India is the largest consumer of palm oil with a 16 per cent share, followed by Indonesia and China, with 13 per cent share each. In the total global imports, India has a share of 19 per cent per cent. However, India's share in the global production of palm oil is minuscule at around 0.2 per cent. Under the 12th Five Year Plan, the Agriculture Ministry plans to raise palm oil production by 0.3 million MT in five years. India consumes 17-18 million MT of edible oil annually, of which palm oil and soy oil account for over 45 per cent and 16 per cent share, respectively. Nearly 50-55 per cent of the consumption demand in the country is met by imports.

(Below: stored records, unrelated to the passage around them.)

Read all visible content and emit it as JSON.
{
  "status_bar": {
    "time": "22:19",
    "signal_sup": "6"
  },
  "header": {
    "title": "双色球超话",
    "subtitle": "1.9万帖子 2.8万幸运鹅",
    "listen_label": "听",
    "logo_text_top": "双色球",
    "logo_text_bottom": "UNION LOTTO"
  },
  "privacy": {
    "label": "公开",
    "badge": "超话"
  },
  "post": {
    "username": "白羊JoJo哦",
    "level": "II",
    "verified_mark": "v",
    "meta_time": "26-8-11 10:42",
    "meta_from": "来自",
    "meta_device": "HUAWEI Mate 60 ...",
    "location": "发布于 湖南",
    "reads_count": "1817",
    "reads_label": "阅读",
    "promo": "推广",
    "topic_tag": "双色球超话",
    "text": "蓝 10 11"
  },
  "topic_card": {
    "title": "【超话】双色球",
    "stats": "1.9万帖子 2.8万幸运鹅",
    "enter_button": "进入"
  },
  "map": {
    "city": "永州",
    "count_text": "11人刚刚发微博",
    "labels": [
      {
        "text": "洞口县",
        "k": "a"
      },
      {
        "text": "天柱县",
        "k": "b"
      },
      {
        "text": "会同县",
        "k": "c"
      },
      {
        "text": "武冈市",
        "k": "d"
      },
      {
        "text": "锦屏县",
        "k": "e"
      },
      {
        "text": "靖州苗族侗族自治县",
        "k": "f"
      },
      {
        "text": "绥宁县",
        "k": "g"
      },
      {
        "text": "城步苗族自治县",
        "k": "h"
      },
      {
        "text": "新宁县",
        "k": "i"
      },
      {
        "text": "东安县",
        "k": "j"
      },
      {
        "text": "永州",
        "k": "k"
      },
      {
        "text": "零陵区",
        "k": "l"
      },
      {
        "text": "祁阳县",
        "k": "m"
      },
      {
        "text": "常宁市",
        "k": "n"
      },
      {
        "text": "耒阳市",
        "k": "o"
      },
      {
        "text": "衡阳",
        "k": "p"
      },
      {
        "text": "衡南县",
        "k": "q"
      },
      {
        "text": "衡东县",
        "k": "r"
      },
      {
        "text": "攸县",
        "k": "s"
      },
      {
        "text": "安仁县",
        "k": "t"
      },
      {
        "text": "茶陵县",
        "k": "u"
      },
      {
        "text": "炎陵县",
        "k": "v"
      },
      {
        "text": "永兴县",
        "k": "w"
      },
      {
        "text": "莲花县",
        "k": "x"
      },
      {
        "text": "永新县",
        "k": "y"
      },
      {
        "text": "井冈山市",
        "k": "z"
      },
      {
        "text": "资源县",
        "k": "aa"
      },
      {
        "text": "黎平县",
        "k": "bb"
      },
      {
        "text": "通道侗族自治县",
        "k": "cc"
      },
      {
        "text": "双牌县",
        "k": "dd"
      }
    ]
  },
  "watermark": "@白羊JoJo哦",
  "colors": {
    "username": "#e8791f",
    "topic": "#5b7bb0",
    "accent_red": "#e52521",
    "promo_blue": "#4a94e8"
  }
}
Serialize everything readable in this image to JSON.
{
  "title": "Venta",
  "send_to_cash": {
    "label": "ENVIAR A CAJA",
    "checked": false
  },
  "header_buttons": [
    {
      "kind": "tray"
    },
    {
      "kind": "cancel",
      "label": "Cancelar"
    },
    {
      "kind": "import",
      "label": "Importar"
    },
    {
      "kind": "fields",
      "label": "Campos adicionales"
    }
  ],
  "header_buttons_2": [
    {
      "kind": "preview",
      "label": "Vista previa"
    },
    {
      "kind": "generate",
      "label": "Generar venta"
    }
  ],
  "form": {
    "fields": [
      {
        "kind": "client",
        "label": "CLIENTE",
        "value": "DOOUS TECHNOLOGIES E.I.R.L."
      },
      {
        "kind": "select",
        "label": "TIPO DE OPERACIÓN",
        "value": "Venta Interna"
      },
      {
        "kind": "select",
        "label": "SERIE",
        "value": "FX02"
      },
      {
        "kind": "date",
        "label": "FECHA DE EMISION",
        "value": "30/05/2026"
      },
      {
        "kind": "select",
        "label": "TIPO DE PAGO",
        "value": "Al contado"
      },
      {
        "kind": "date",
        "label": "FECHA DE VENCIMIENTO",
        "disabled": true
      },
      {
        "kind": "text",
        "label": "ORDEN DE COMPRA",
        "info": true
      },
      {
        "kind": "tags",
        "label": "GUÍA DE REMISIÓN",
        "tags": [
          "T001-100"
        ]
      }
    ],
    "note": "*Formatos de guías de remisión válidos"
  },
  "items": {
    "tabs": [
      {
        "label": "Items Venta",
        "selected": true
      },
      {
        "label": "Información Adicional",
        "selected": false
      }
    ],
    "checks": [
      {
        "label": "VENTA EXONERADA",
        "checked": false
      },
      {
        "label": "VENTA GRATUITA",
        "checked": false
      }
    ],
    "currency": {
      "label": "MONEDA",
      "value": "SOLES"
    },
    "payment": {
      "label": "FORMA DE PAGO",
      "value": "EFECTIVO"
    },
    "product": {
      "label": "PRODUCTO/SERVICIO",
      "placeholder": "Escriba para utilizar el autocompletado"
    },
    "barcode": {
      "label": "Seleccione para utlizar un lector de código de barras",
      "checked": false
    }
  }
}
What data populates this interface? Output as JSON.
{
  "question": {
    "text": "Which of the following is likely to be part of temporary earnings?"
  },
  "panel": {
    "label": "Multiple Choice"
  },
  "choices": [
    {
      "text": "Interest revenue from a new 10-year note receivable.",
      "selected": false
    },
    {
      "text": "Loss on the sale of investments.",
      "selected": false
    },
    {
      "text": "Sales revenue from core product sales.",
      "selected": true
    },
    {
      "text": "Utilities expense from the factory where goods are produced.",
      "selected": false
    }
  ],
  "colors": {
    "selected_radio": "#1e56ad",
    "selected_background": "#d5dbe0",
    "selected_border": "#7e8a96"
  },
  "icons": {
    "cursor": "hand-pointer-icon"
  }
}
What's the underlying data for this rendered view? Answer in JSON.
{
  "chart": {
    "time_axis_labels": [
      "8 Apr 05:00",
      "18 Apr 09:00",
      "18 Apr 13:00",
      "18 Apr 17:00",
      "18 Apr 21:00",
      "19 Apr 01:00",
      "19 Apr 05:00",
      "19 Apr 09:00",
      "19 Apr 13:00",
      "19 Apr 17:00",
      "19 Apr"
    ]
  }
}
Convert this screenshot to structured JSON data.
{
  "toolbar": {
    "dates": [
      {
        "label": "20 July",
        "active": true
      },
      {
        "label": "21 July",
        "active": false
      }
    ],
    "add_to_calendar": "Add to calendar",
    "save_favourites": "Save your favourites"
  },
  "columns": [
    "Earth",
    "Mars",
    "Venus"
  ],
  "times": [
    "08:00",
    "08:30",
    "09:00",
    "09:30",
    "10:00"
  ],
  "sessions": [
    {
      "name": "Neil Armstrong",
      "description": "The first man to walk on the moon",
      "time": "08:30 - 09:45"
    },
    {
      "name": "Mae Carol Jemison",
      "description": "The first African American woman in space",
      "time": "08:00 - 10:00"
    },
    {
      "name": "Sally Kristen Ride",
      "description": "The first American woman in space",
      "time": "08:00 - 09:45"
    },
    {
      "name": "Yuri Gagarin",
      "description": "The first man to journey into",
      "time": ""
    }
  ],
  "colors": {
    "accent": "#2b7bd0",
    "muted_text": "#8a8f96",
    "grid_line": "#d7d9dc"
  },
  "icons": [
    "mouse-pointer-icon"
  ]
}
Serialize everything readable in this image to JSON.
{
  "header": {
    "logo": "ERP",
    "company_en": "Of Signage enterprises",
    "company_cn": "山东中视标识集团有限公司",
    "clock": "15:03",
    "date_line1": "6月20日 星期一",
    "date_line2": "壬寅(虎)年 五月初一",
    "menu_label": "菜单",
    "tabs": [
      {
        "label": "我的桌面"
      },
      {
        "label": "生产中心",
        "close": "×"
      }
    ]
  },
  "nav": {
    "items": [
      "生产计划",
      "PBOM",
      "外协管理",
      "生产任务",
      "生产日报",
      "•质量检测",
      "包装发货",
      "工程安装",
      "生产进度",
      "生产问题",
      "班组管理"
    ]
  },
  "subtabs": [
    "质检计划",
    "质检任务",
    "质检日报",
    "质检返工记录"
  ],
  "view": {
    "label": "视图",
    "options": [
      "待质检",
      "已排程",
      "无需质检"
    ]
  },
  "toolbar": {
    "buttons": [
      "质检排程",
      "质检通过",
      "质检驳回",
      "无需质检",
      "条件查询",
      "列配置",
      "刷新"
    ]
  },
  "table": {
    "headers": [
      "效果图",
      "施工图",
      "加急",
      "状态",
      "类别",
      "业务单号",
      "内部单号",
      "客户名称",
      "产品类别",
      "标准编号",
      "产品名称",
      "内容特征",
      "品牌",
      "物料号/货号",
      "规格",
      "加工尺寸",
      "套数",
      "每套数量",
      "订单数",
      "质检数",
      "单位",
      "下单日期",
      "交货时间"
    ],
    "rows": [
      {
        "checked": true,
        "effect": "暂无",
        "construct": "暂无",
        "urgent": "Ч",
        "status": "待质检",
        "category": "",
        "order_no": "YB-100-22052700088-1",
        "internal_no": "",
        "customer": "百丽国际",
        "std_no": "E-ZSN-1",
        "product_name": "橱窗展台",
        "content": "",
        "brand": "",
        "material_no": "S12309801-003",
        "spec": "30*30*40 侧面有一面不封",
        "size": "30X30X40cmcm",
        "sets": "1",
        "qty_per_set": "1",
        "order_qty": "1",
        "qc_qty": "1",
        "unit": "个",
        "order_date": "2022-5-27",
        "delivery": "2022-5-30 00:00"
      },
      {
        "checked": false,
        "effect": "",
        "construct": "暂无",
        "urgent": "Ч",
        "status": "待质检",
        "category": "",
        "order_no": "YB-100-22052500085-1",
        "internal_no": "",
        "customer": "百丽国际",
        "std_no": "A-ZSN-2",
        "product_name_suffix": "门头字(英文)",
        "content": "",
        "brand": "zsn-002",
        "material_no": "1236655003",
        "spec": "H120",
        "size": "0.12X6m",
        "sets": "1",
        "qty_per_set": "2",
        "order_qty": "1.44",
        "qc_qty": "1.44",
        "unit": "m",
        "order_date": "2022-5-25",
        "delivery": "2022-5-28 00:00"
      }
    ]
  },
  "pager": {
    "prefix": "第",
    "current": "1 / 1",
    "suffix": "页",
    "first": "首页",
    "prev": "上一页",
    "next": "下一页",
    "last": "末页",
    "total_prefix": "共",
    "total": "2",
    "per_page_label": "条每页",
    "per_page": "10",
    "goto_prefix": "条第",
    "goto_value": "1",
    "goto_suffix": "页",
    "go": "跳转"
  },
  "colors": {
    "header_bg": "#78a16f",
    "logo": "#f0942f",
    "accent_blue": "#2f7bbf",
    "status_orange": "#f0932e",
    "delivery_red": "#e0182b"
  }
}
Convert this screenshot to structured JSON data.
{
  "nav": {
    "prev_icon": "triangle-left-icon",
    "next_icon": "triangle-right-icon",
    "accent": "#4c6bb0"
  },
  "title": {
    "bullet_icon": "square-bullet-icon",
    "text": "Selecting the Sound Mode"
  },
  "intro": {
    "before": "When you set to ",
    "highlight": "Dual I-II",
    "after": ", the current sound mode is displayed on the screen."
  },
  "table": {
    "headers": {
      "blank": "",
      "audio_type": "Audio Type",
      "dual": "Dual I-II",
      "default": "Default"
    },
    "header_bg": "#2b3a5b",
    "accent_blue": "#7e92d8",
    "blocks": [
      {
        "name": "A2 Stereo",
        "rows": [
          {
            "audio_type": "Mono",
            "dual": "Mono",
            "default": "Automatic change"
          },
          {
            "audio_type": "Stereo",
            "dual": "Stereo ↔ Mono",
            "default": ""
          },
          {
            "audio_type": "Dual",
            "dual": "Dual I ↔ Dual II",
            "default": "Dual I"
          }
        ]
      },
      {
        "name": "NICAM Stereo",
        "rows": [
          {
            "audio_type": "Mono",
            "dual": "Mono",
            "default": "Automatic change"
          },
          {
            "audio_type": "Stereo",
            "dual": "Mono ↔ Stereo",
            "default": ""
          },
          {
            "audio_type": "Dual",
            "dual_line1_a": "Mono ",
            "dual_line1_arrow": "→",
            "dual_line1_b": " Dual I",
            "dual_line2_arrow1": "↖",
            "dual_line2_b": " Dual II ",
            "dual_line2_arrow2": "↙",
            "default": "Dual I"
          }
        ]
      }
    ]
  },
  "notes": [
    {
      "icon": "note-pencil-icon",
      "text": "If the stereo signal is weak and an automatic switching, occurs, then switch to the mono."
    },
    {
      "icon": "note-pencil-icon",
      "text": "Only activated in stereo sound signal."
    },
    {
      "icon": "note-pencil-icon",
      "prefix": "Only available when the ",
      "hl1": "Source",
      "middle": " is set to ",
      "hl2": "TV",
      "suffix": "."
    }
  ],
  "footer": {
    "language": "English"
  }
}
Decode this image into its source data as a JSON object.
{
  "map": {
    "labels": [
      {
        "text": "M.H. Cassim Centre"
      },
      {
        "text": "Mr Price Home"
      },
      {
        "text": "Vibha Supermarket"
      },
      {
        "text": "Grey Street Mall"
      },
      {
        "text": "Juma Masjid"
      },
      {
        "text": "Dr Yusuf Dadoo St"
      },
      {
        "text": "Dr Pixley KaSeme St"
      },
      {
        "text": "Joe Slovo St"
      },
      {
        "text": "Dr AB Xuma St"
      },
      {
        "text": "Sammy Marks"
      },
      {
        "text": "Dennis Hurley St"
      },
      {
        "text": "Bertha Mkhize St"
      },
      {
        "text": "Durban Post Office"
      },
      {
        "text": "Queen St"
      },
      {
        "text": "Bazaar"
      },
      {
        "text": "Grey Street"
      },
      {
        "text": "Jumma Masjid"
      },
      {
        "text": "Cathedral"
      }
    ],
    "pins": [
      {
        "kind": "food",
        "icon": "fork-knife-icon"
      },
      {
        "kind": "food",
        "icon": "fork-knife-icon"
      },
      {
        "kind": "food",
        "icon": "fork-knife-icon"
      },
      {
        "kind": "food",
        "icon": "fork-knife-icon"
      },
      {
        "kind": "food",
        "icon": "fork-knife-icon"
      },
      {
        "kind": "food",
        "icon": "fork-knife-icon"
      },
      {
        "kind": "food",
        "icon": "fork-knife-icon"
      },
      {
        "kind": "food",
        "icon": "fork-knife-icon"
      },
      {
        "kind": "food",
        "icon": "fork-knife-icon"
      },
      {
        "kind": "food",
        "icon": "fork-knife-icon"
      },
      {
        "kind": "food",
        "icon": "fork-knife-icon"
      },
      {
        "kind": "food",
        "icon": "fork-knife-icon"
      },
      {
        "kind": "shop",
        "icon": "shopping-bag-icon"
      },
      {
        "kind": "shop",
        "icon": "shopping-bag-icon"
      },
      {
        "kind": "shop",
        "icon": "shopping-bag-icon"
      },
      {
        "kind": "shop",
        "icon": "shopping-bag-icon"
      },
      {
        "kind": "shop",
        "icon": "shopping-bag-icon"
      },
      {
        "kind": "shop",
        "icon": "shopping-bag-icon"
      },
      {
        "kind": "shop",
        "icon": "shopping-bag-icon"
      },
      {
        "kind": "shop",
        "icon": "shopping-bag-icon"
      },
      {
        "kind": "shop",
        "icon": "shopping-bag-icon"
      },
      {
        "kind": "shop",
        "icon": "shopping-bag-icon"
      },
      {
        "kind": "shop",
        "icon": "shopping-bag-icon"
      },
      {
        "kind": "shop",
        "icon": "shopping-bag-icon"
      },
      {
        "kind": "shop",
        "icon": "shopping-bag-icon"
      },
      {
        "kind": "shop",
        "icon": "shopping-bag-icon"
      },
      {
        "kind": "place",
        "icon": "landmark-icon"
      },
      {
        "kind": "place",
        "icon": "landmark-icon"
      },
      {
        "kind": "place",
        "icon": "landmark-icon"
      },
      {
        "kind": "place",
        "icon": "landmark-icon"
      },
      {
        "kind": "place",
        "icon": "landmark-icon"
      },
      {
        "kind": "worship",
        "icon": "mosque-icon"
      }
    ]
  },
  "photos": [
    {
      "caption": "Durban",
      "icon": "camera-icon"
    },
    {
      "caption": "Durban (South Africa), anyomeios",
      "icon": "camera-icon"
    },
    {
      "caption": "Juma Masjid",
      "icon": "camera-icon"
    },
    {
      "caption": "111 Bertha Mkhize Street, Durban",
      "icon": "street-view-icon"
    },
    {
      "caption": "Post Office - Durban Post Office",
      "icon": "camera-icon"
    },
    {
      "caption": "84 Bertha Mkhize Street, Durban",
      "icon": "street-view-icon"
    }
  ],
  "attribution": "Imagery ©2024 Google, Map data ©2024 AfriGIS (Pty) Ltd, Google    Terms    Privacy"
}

In 2010-11, crude and refined palm oil accounted for over 74 per cent share, followed by soy oil with a 12 per cent share, in the total edible oil imports. This may surpass 10 million MT in 2012-13, compared to 9.98 million MT in 2011-12.
Global production of palm oil for 2013/14 is projected up 5 per cent to 58.1 million MT. Almost all of the increase could come from output growth in Indonesia, which is expected to rise to 31 million MT from 28.5 million MT in 2012/13. As a result, next season Indonesia is expected to expand its palm oil exports to 21 million MT from 20.1 million MT in 2012/13. Indonesia’s share of global palm oil exports could grow to nearly half.
Price Trend Analysis
With the rising energy prices in the global market the prices of palm oil have moved up since November 2008. For the oil year 2010-11 the upswing in the prices started in the month of June and it continued till January amidst increased import demand from India, European Union and China. Since then the downward movement has been noticed amidst increased supplies from Indonesia and Malaysia and slowing of demand from China. The market is expected to witness another upswing in the coming months owing to the rising demand coupled with the new push toward bio-fuel use as geo-political unrest threatens crude oil supplies, and increased off take from European Union.
Looking at the price trends in palm oil, prices start the down trend during the month of May as the seasonal increase in oil palm fruit production and increased crushing activities lead to increase in supplies. Also the same coincides with the start of oilseed (especially soybean) plantings in US and China along with arrival of new crop oilseeds at the South American front. This down trend continues up to Sep-Oct, during which palm oil production peaks and also it is the period which signals the start of festive season buying across Asian countries. This uptrend continues till May, as the supplies remain tight.
Production & Price Forecast
Low palm oil prices have made imports quite attractive, especially for India—the top import market. In January 2013, India imposed a 2.5 per cent duty on imports of CPO, effectively narrowing the duty gap between crude and refined products to 5 per cent. That is encouraging importers to buy cheaper refined palm oil instead of CPO. India's palm oil imports in the year starting Nov. 1, 2013 are likely to climb to 8.9 million MT from 8.7 million MT estimated for the current year. In spite of the surging production the increased demand is likely to keep supporting the prices and Malaysian CPO futures is likely to test the levels of 3200 to 3600 in the year 2014.